In this example, if the number of the history synchronization data is inconsistent with the number of the actual data, it is indicated that the previous data synchronization task fails, and data synchronization is performed from the third data record corresponding to the initial value of the history increment synchronization field, so that accurate synchronization of the data records in the original data table to the preset destination table is ensured.

In addition, to assist understanding of the flow of the data synchronization method in the present embodiment, the following description is given by way of example.

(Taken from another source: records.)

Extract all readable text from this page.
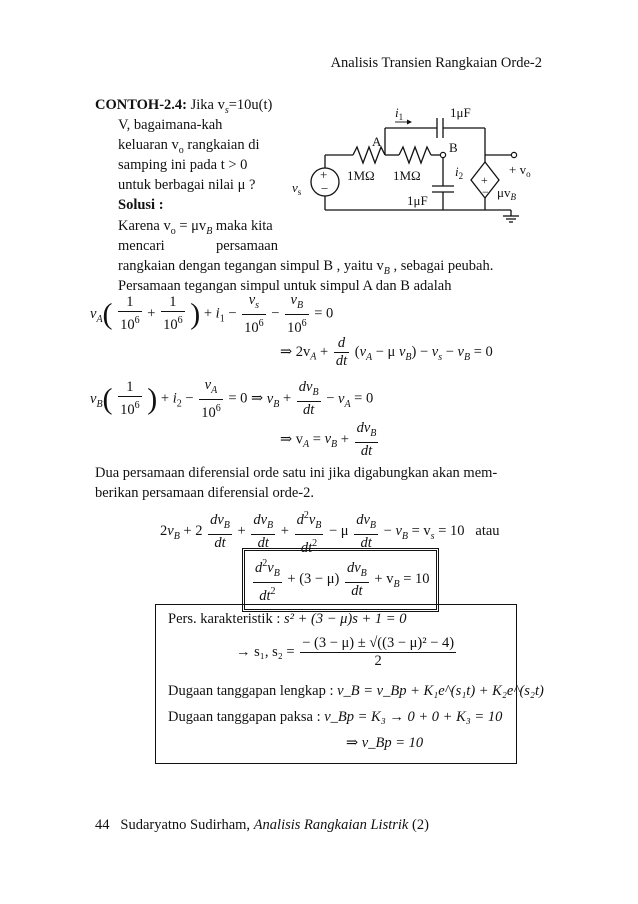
Analisis Transien Rangkaian Orde-2
CONTOH-2.4: Jika $v_s=10u(t)$
V, bagaimana-kah
keluaran $v_o$ rangkaian di
samping ini pada t > 0
untuk berbagai nilai μ ?
Solusi :
Karena $v_o = \mu v_B$ maka kita
mencari	persamaan
rangkaian dengan tegangan simpul B , yaitu $v_B$ , sebagai peubah.
Persamaan tegangan simpul untuk simpul A dan B adalah
$i_1$	1μF
A	B
1MΩ 1MΩ	$i_2$
1μF
$v_s$
+
−
+
−
+ $v_o$
$\mu v_B$
$v_A( \frac{1}{10^6} + \frac{1}{10^6}$ ) + $i_1 - \frac{v_s}{10^6} - \frac{v_B}{10^6} = 0$
⇒ $2v_A + \frac{d}{dt} (v_A - \mu$ $v_B) - v_s - v_B = 0$
$v_B( \frac{1}{10^6}$ ) + $i_2 - \frac{v_A}{10^6} = 0$ ⇒ $v_B + \frac{dv_B}{dt} - v_A = 0$
⇒ $v_A = v_B + \frac{dv_B}{dt}$
Dua persamaan diferensial orde satu ini jika digabungkan akan mem-
berikan persamaan diferensial orde-2.
$2v_B + 2 \frac{dv_B}{dt} + \frac{dv_B}{dt} + \frac{d^2v_B}{dt^2} - \mu \frac{dv_B}{dt} - v_B = v_s = 10$ atau
$\frac{d^2v_B}{dt^2} + (3 - \mu) \frac{dv_B}{dt} + v_B = 10$
Pers. karakteristik : s² + (3 − μ)s + 1 = 0
→ s₁, $s_2 = \frac{\text{− (3 − μ) ± √((3 − μ)² − 4)}}{2}$
Dugaan tanggapan lengkap : v_B = v_Bp + K₁e^(s₁t) + K₂e^(s₂t)
Dugaan tanggapan paksa : v_Bp = K₃ → 0 + 0 + K₃ = 10
⇒ v_Bp = 10
44 Sudaryatno Sudirham, Analisis Rangkaian Listrik (2)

Referring to fig. 6, according to the configuration of the original data source, the original data table and the increment synchronization field (i.e. increment field), the synchronization information of the last synchronization task is obtained, if the synchronization information is not obtained, which indicates that the data has not been synchronized yet, the initial value of the present synchronization is set as the minimum value of the increment field data type, as the true initial value of the present synchronization, if the synchronization information is obtained, the last synchronization initial value, the end value and the synchronization data amount can be obtained, according to the last synchronization initial value and the end value, the data amount of the original table is obtained, whether the data amount is consistent is compared, if the data amount is consistent, which indicates that the last synchronization is complete, the last data is successfully synchronized into the destination table, the end value precision +1 (plus 1) of the last synchronization is used as the initial value of the present synchronization, if the last synchronization is inconsistent, which indicates that the abnormality exists, the data presql within the last synchronization initial value and the end value range is deleted, the initial value of the last synchronization is pre-executed sql is converted into the presql of the hudiwrite plug-in by the preset dialect, the initial value of the last synchronization is used as the initial value of the present synchronization, and the previous synchronization is converted into the corresponding increment plug-in by the preset dialect converter, and the reader is read.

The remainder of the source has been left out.